Our blogger Davina Jelley reported on our presence at Bovey Tracey Craft Festival (7-9 June) that brought together six Somerset makers: Liz Clay, Rebecca Bruton, Lucy Large, Ria Burns, Jessica Palmer and Jan Ollis.

Since 2003 Mill Marsh Park in Bovey Tracey has been the location for one of the most loved contemporary craft events. During that time, it has consistently maintained its high standard, showcasing a selection of the UK’s most prestigious makers. The weekend attracts over 10,000 visitors, many of whom have loyally attended from the very beginning – they come to buy, participate in workshops and soak up the relaxed and inspiring atmosphere.

This year Somerset Art Works decided that it was high time to participate as an exhibitor, many of our members have individually showcased their work in the past, but as 2019 is SAW’s 25th Anniversary it was felt that the silver celebrations should be promoted further afield, to a new audience and The Craft Festival was the perfect match.

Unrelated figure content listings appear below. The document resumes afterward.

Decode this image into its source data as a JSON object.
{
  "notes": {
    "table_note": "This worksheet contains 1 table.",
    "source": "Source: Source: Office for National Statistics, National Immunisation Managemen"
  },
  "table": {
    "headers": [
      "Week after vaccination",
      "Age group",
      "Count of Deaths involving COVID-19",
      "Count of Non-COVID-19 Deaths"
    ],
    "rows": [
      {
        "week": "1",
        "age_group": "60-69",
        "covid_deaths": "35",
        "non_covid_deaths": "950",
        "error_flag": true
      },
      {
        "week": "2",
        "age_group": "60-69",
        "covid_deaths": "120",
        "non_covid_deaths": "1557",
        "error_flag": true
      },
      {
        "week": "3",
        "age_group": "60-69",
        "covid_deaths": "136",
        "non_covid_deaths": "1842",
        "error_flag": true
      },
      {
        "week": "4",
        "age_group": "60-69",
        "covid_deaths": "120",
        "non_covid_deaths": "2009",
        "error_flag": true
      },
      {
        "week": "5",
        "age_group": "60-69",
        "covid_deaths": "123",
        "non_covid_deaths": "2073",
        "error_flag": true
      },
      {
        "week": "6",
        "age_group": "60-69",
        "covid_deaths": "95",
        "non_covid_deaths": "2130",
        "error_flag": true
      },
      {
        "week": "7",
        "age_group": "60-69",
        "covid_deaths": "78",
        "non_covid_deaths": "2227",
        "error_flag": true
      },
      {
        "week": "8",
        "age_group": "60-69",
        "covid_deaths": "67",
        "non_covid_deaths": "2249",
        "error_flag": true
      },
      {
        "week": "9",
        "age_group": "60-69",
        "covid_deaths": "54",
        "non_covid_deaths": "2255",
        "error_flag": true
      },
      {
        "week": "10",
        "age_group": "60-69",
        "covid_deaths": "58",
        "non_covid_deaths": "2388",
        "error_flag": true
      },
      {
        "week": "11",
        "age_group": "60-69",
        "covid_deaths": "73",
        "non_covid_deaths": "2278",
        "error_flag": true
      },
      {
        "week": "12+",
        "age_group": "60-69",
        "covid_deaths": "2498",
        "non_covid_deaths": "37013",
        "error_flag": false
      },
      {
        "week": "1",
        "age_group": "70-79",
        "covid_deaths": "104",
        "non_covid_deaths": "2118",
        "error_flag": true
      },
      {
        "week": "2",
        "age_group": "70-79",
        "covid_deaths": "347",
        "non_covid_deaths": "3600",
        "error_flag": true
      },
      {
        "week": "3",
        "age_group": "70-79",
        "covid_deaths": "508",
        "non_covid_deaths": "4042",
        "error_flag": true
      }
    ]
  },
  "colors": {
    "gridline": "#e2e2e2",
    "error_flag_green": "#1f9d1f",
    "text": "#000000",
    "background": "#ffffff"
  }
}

Throughout the weekend the SAW stand offered a series of relaxed drop in workshops and demonstrations by a selection of its members, who had also been commissioned to create a piece to celebrate the silver anniversary. Six domes, displayed six delicate individual pieces that represented the varied craft skills practiced within the county. There was a felt flower corsage by Liz Clay, heavily brocaded fabric scissors by Rebecca Bruton, a petite knitted jumper by Ria Burns and Jan Ollis had crocheted a bouquet of roses.

The day I volunteered as a host on the SAW stand, I was joined by SAW’s creative director Carol Carey and artists Lucy Large and Jessica Palmer. For her dome, Lucy had made a beautiful little wren from fine aluminium mesh, sewn together with silver wire and her workshop demonstrated how to make a similar little bird. Due to the nature of the material, the mesh can be sharp, so the morning workshop was aimed at an adult audience although under guidance older children were able to participate. Working with wire in such an unexpected way, Lucy plies it like fabric, proved very alluring to many that stopped by. One participant who explained to me that she just couldn’t bear to spend the evenings watching television, but just had to be creative went away with an impromptu kit to continue making on her return home. Another participant who specialised in making incredibly fine ceramic flowers shared her knowledge of making petals and leaves, inspiring one young girl to make a flower, which for me highlighted the relaxed nature of the workshop chat and skill sharing atmosphere of the festival. The heavy rain showers meant visitors were less inclined to wander at leisure and those absorbed in making were happy to be entertained while remaining dry – at one point there was a very focused, content atmosphere on the SAW stand, people ‘made’ while dogs slept under the table.

The afternoon continued with a bird theme as artist Jessica Palmer demonstrated the paper making skills she had used to create her silver heron, which was much admired throughout the weekend. In fact, all the domes created a great deal of attention and once people learned that they could possibly win one in our September raffle draw they were keen to buy tickets to enter. More details of how you can enter will be released soon.

I got to chat with many passers-by, a handful were familiar with SAW, particularly the Open Studios format but it was encouraging to meet so many who were unaware of Somerset Art Works and were keen to seek out and visit during our anniversary year. It was also a great opportunity to inform the public about the educational and community projects that SAW conducts throughout the year, highlighting that the organisation is proactive for 52 weeks of the year not just 2! I also met with artists who were considering joining and it is always rewarding to encourage new members to join Somerset’s creative community and the professional support SAW can offer.

My time at the Craft Festival was thoroughly enjoyable, and I hope that Somerset Art Works is able to return as an exhibitor in future years.